Le Conseil de discipline de l’Ordre des ingénieurs du Québec (OIQ) est passé à côté de l’essentiel en imposant une radiation de 12 mois à l’ingénieur Robert Marcil — un autre qui n’avait rien vu et rien su de la collusion à la Ville de Montréal.
Politique

L’ancien directeur des travaux publics a de la chance. Son ordre professionnel l’a traduit en discipline pour un acte en apparence isolé. En octobre 2008, son épouse et lui ont accepté un voyage en Italie aux frais de l’entrepreneur Giuseppe Borsellino (Construction Garnier). Le couple a payé l’essentiel de ses dépenses, selon le témoignage rendu à la commission Charbonneau par Robert Marcil, mais le mal était fait.

L’ingénieur n’aurait pas dû accepter que Borsellino paie une partie des dépenses (environ 7 800 dollars), tout comme il n’aurait pas dû le cacher à son employeur.

L’affaire est d’autant plus gênante que Borsellino était l’un des principaux entrepreneurs à l’œuvre dans le marché montréalais à cette époque. Quelques mois avant ce voyage, auquel prenaient part Jocelyn Dupuis (FTQ-Construction) et Yves Lortie (Genivar), Robert Marcil avait été impliqué dans l’octroi d’un contrat de gré à gré de 5,2 millions à Garnier.

À la suite du témoignage peu convaincant de Robert Marcil à la commission Charbonneau, en février 2013, le syndic a mené son enquête. La preuve était si accablante que M. Marcil a reconnu sa culpabilité aux trois infractions disciplinaires portées contre lui à la première occasion.

Le Conseil de discipline passe à côté de l’essentiel… car le syndic ne lui a pas amené des preuves de corruption. Robert Marcil a été identifié à la commission Charbonneau comme l’un des responsables de la collusion au service des travaux publics. Il a fourni des informations stratégiques sur les comités de sélection à aux moins deux entreprises, Garnier et Artic Béluga. Il était en contact régulier avec les principaux responsables de la collusion. Le p.-d.g. de Genius, l’ingénieur repentant Michel Lalonde, a même dit de Marcil qu’il pouvait influencer les délibérations des comités de sélection.

Le Conseil de discipline a été privé de cette information contextuelle. Un voyage, un seul, a fait partie de son analyse.
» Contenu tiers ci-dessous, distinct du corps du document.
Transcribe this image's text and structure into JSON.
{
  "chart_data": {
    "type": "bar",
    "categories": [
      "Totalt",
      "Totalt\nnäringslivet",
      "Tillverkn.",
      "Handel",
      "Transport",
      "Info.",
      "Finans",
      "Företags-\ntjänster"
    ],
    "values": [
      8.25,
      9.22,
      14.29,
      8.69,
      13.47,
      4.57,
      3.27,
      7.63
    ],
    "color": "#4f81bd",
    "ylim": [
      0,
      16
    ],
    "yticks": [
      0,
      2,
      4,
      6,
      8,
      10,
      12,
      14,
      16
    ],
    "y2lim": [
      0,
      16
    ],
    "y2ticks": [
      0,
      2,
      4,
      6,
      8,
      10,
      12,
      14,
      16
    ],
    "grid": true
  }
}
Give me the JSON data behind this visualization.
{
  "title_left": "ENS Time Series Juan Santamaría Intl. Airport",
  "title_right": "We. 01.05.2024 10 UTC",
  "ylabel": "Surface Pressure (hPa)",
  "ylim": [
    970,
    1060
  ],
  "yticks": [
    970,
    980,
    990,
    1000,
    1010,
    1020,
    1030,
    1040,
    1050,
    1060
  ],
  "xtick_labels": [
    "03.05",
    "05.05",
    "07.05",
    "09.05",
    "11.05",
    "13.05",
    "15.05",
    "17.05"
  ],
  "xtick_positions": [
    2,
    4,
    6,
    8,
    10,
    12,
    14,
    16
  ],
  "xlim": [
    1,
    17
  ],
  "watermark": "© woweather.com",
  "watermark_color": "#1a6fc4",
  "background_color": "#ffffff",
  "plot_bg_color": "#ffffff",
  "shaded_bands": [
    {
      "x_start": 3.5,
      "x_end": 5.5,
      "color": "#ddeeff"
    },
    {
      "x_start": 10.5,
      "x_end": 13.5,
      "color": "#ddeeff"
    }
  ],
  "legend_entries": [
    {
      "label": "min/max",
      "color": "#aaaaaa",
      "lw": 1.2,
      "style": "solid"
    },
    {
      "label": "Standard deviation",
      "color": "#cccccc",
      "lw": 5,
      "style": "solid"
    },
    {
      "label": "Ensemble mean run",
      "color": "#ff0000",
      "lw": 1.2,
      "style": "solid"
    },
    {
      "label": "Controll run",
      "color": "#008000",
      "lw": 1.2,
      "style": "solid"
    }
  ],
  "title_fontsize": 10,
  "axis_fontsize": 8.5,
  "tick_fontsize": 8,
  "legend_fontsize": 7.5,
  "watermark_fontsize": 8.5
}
Pour des raisons qui lui appartiennent et que je m’explique mal, le syndic de l’OIQ a rétréci son champ de vision.

L’avocat du syndic et celui de M. Marcil en sont arrivés à une suggestion commune, en fonction de l’évolution de la jurisprudence en date de l’automne 2013. Les deux peines de 12 mois (à purger de façon concurrente) étaient «dans la fourchette» des sanctions appropriées (le principe des peines concurrentes a pour effet de ramener la radiation ferme à 12 mois).

À titre indicatif, l’ingénieur Robert Fortin, ex-directeur de l’arrondissement de Saint-Laurent, avait écopé de deux peines concurrentes de 12 mois (ou une peine ferme de 12 mois) pour avoir bénéficié, pour son usage personnel, d’un tracteur fourni par Infrabec et de rouleaux de tourbe de Modugno-Hortibec.
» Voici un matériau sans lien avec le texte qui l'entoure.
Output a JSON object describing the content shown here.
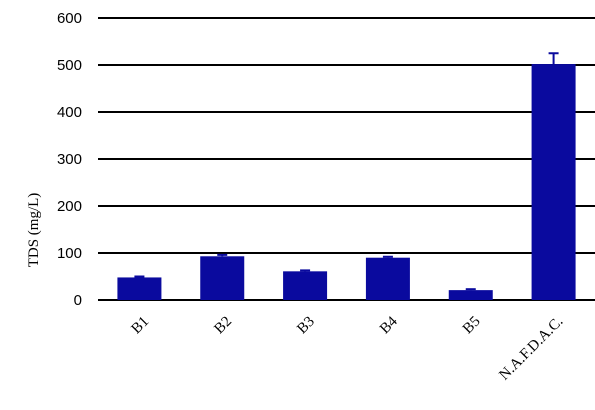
{
  "chart_data": {
    "type": "bar",
    "title": "",
    "xlabel": "",
    "ylabel": "TDS (mg/L)",
    "ylim": [
      0,
      600
    ],
    "yticks": [
      0,
      100,
      200,
      300,
      400,
      500,
      600
    ],
    "grid": true,
    "legend": "none",
    "bar_color": "#0a0a9e",
    "categories": [
      "B1",
      "B2",
      "B3",
      "B4",
      "B5",
      "N.A.F.D.A.C."
    ],
    "values": [
      48,
      93,
      61,
      90,
      21,
      502
    ],
    "errors": [
      2,
      3,
      2,
      2,
      2,
      23
    ]
  }
}
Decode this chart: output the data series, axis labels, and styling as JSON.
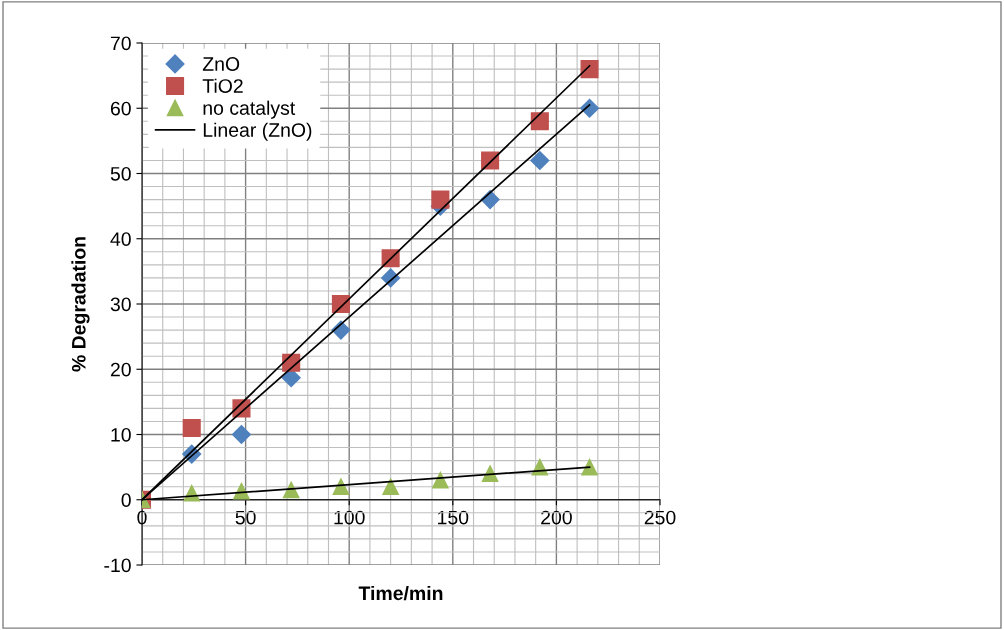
{
  "chart_data": {
    "type": "scatter",
    "xlabel": "Time/min",
    "ylabel": "% Degradation",
    "xlim": [
      0,
      250
    ],
    "xticks": [
      0,
      50,
      100,
      150,
      200,
      250
    ],
    "ylim": [
      -10,
      70
    ],
    "yticks": [
      -10,
      0,
      10,
      20,
      30,
      40,
      50,
      60,
      70
    ],
    "grid": true,
    "legend": "top left",
    "series": [
      {
        "name": "ZnO",
        "color": "#4f81bd",
        "marker": "diamond",
        "x": [
          24,
          48,
          72,
          96,
          120,
          144,
          168,
          192,
          216
        ],
        "values": [
          7,
          10,
          18.7,
          26,
          34,
          45,
          46,
          52,
          60
        ]
      },
      {
        "name": "TiO2",
        "color": "#c0504d",
        "marker": "square",
        "x": [
          0,
          24,
          48,
          72,
          96,
          120,
          144,
          168,
          192,
          216
        ],
        "values": [
          0,
          11,
          14,
          21,
          30,
          37,
          46,
          52,
          58,
          66
        ]
      },
      {
        "name": "no catalyst",
        "color": "#9bbb59",
        "marker": "triangle",
        "x": [
          0,
          24,
          48,
          72,
          96,
          120,
          144,
          168,
          192,
          216
        ],
        "values": [
          0,
          1,
          1.3,
          1.5,
          2,
          2,
          3,
          4,
          5,
          5
        ]
      },
      {
        "name": "Linear (ZnO)",
        "type": "line",
        "color": "#000000",
        "marker": "none",
        "x": [
          0,
          216
        ],
        "values": [
          0,
          60.5
        ]
      },
      {
        "type": "line",
        "color": "#000000",
        "marker": "none",
        "x": [
          0,
          216
        ],
        "values": [
          0,
          66.5
        ]
      },
      {
        "type": "line",
        "color": "#000000",
        "marker": "none",
        "x": [
          0,
          216
        ],
        "values": [
          0,
          5
        ]
      }
    ]
  }
}
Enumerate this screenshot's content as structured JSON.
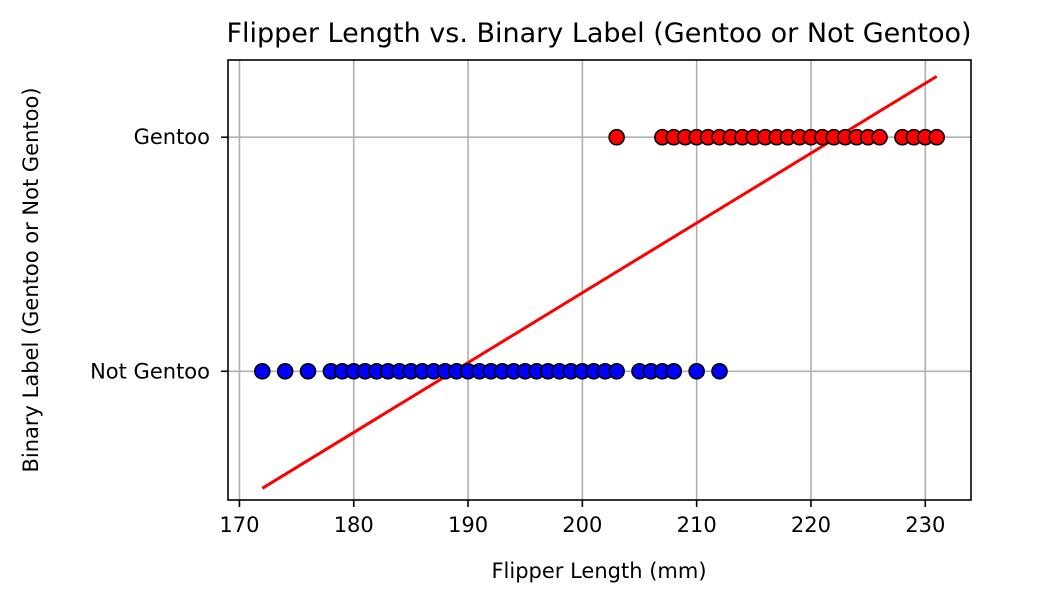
{
  "chart_data": {
    "type": "scatter",
    "title": "Flipper Length vs. Binary Label (Gentoo or Not Gentoo)",
    "xlabel": "Flipper Length (mm)",
    "ylabel": "Binary Label (Gentoo or Not Gentoo)",
    "xlim": [
      169,
      234
    ],
    "ylim": [
      -0.55,
      1.33
    ],
    "x_ticks": [
      170,
      180,
      190,
      200,
      210,
      220,
      230
    ],
    "y_ticks": [
      {
        "value": 0,
        "label": "Not Gentoo"
      },
      {
        "value": 1,
        "label": "Gentoo"
      }
    ],
    "grid": true,
    "series": [
      {
        "label_value": 0,
        "color": "#0000ff",
        "edge_color": "#000000",
        "x": [
          172,
          174,
          176,
          178,
          179,
          180,
          181,
          182,
          183,
          184,
          185,
          186,
          187,
          188,
          189,
          190,
          191,
          192,
          193,
          194,
          195,
          196,
          197,
          198,
          199,
          200,
          201,
          202,
          203,
          205,
          206,
          207,
          208,
          210,
          212
        ]
      },
      {
        "label_value": 1,
        "color": "#ff0000",
        "edge_color": "#000000",
        "x": [
          203,
          207,
          208,
          209,
          210,
          211,
          212,
          213,
          214,
          215,
          216,
          217,
          218,
          219,
          220,
          221,
          222,
          223,
          224,
          225,
          226,
          228,
          229,
          230,
          231
        ]
      }
    ],
    "fit_line": {
      "color": "#ff0000",
      "points": [
        [
          172,
          -0.5
        ],
        [
          231,
          1.26
        ]
      ]
    }
  }
}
Gilles Vézina, le supérieur des fonctionnaires corrompus Luc Leclerc et Gilles Vézina, a écopé d’une sanction beaucoup plus sévère, soit deux peines de radiation concurrentes de trois ans (une peine ferme de trois ans). Le Conseil n’a pas tenu compte de cette décision parce qu’elle a été rendue après que les parties en furent arrivées à un accord de principe dans le dossier de Marcil.

Il serait facile de blâmer le Conseil de discipline de l’OIQ pour l’apparente légèreté de la peine infligée à Robert Marcil. Le Conseil avait les mains liées, d’une part parce que le syndic lui a présenté un portrait incomplet de «l’œuvre» de Robert Marcil, et d’autre part parce que les tribunaux n’ont pas beaucoup de marge de manœuvre pour réviser les peines lorsqu’elles font l’objet d’un accord entre les parties.
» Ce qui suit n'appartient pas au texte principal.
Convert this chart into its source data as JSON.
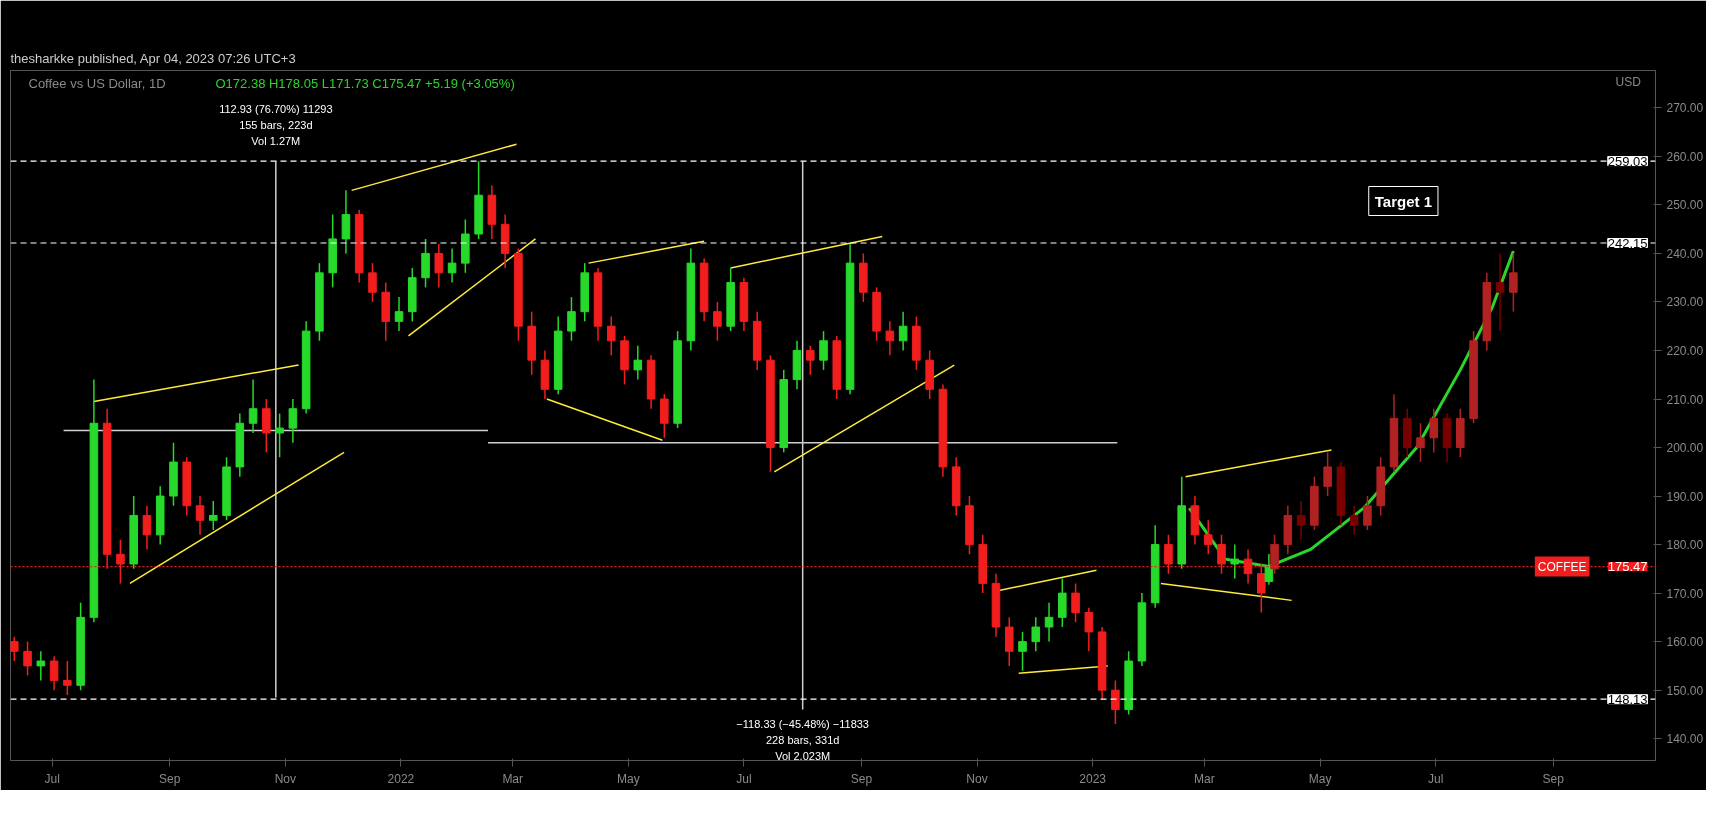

Pour augmenter la période de radiation, le Conseil de discipline aurait dû se convaincre que la suggestion commune était déraisonnable, qu’elle portait atteinte à l’intérêt public ou qu’elle jetait le discrédit sur l’administration de la justice.

Avec un seul voyage en preuve et la jurisprudence du moment, je ne suis pas sûr que le Conseil de discipline avait en mains les arguments pour revoir la peine à la hausse.

Que Robert Marcil écope d’une radiation d’un an, deux ans ou même trois ans ne changera rien à sa situation. Ce personnage de mauvaise réputation n’a plus aucune chance de décrocher un emploi dans un organisme public, ni même dans une entreprise privée qui décroche des contrats publics. C’est déjà un pas vers l’avant.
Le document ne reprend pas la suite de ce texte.